Capture the Moments: Photography Tips
Winter in Iceland transforms the landscape into a snow-covered wonderland. Capture the magic by bringing a quality camera and extra batteries. The soft winter light and snow-covered landscapes create a photographer’s dream – be ready to capture the beauty around every corner.
- Bring a tripod! Because the winter days are so short, a tripod is necessary to keep things stable in low-light conditions. Iceland is also famous for its numerous waterfalls around every corner, begging for a long exposure.

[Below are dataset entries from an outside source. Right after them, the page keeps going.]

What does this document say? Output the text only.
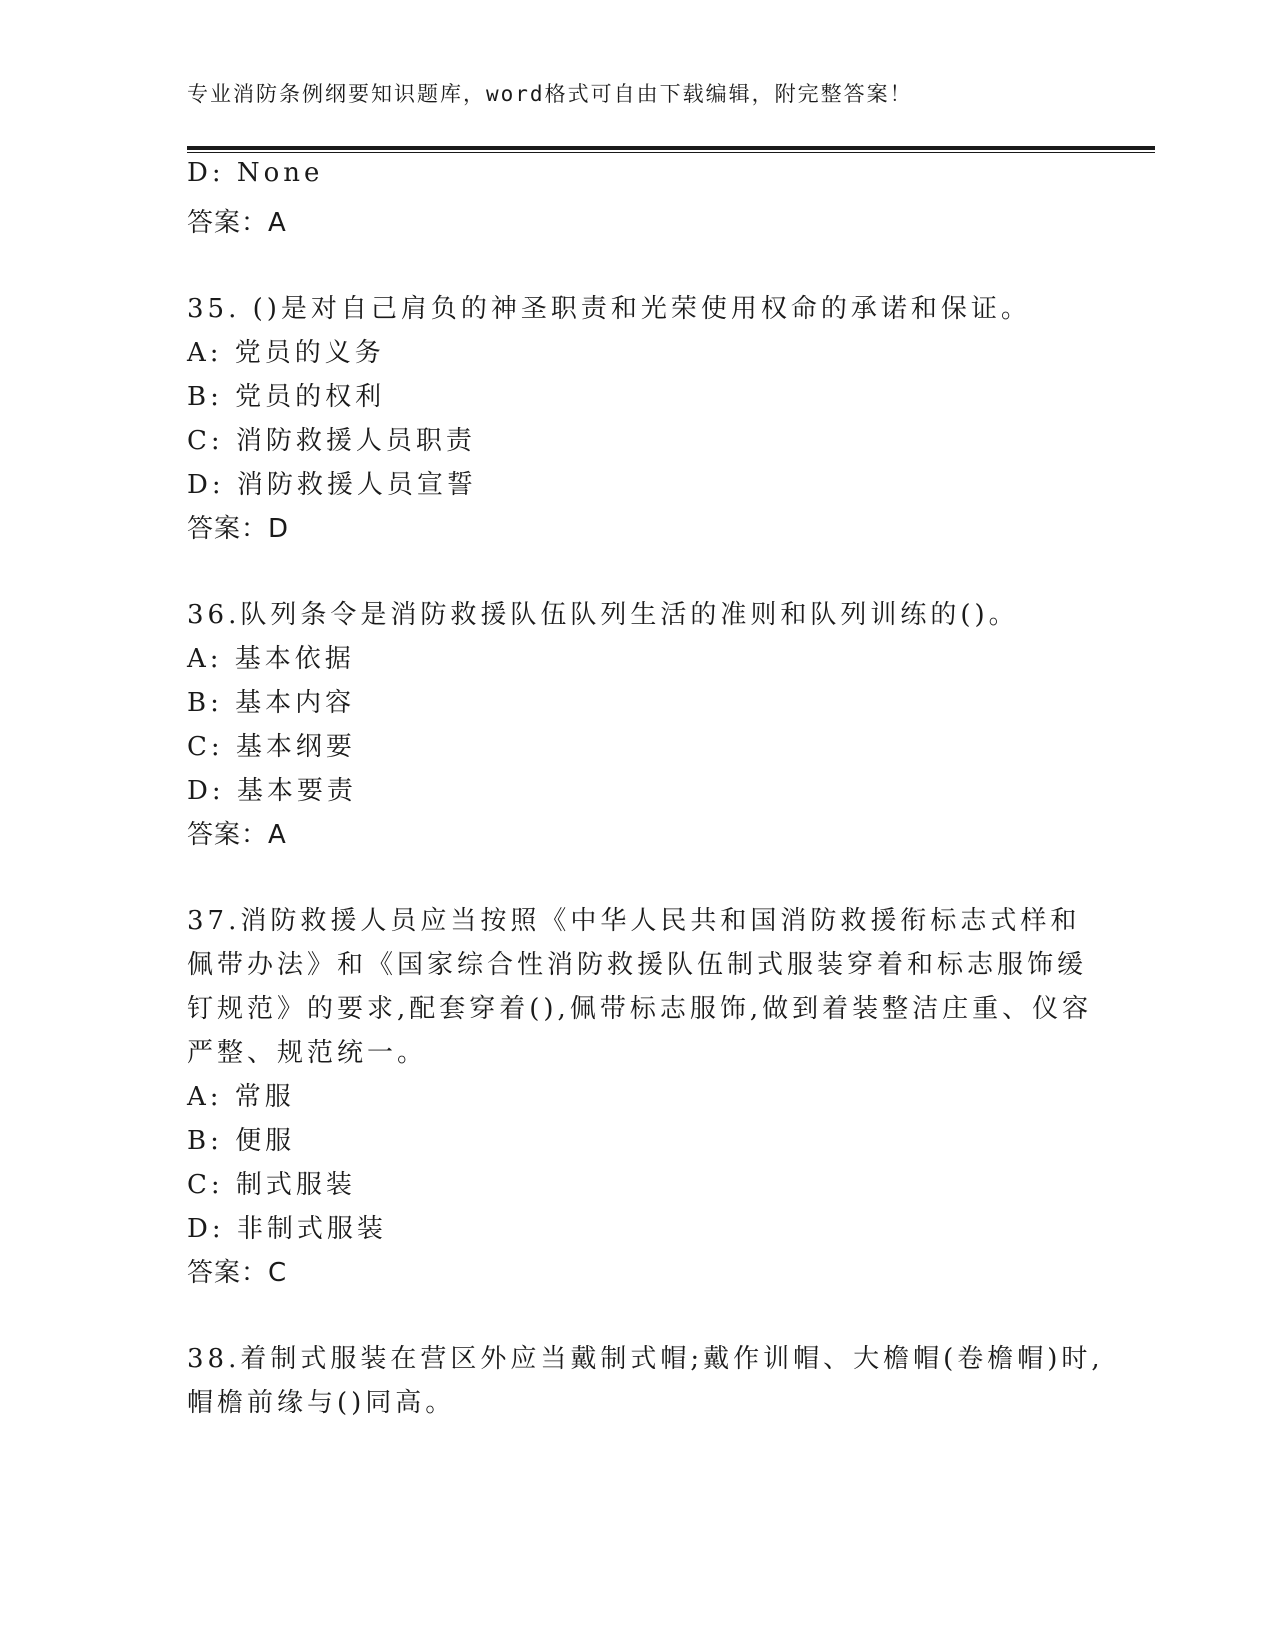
专业消防条例纲要知识题库，word格式可自由下载编辑，附完整答案！
D: None
答案：A
35. ()是对自己肩负的神圣职责和光荣使用权命的承诺和保证。
A: 党员的义务
B: 党员的权利
C: 消防救援人员职责
D: 消防救援人员宣誓
答案：D
36.队列条令是消防救援队伍队列生活的准则和队列训练的()。
A: 基本依据
B: 基本内容
C: 基本纲要
D: 基本要责
答案：A
37.消防救援人员应当按照《中华人民共和国消防救援衔标志式样和
佩带办法》和《国家综合性消防救援队伍制式服装穿着和标志服饰缓
钉规范》的要求,配套穿着(),佩带标志服饰,做到着装整洁庄重、仪容
严整、规范统一。
A: 常服
B: 便服
C: 制式服装
D: 非制式服装
答案：C
38.着制式服装在营区外应当戴制式帽;戴作训帽、大檐帽(卷檐帽)时,
帽檐前缘与()同高。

- Pack a Circular Polarizer filter. Because there is so much water in Iceland (it IS an island), the glare from the water can be quite dramatic. Using your CPL to cut down the glare is extremely helpful in saving what would likely be a blown-out photo. There are also plenty of old buildings to photograph and having a CPL to break down the glare from glass is really nice.
- Bring a lens that is WIDE and FAST! Photographers go to Iceland to shoot two things primarily, the landscapes and the Northern Lights. Both require a wide lens and the Northern Lights will be significantly easier to shoot with a lens capable of F2.8 or wider.
Local Interaction: Embrace Icelandic Hospitality
Icelandic people are known for their warmth and hospitality. Engage with locals, ask for recommendations, and immerse yourself in the rich culture of this unique island. Whether in a cozy guesthouse or a lively pub, the winter season provides ample opportunities for authentic Icelandic experiences.
Sometimes the Icelandic experiences will happen while you least suspect it. On our way back to our rental house near Laugarás, the driveway had become snow-blown and quickly proved to be more than our all-wheel-drive Toyota RAV4 could handle. The vehicle was high-centered and despite my continual digging, I was likely going to be at it all night. A local arrived in his lifted diesel Chevy Suburban and asked if I needed help. He was friendly and quite funny when he mentioned that he had been watching me for a while from his living room, he wanted me to earn the recovery before he helped me. He suggested I give it plenty of motivation and his rig yanked me out in a minute and we were able to hike the rest of the way to the house.
Visiting Iceland in the winter may present its challenges, but the rewards are well worth the effort. From the ethereal glow of the Northern Lights to the serene beauty of snow-covered landscapes, Iceland in winter is a truly magical experience that will leave you with memories to last a lifetime. So, bundle up, embrace the chill, and get ready for an unforgettable Arctic adventure.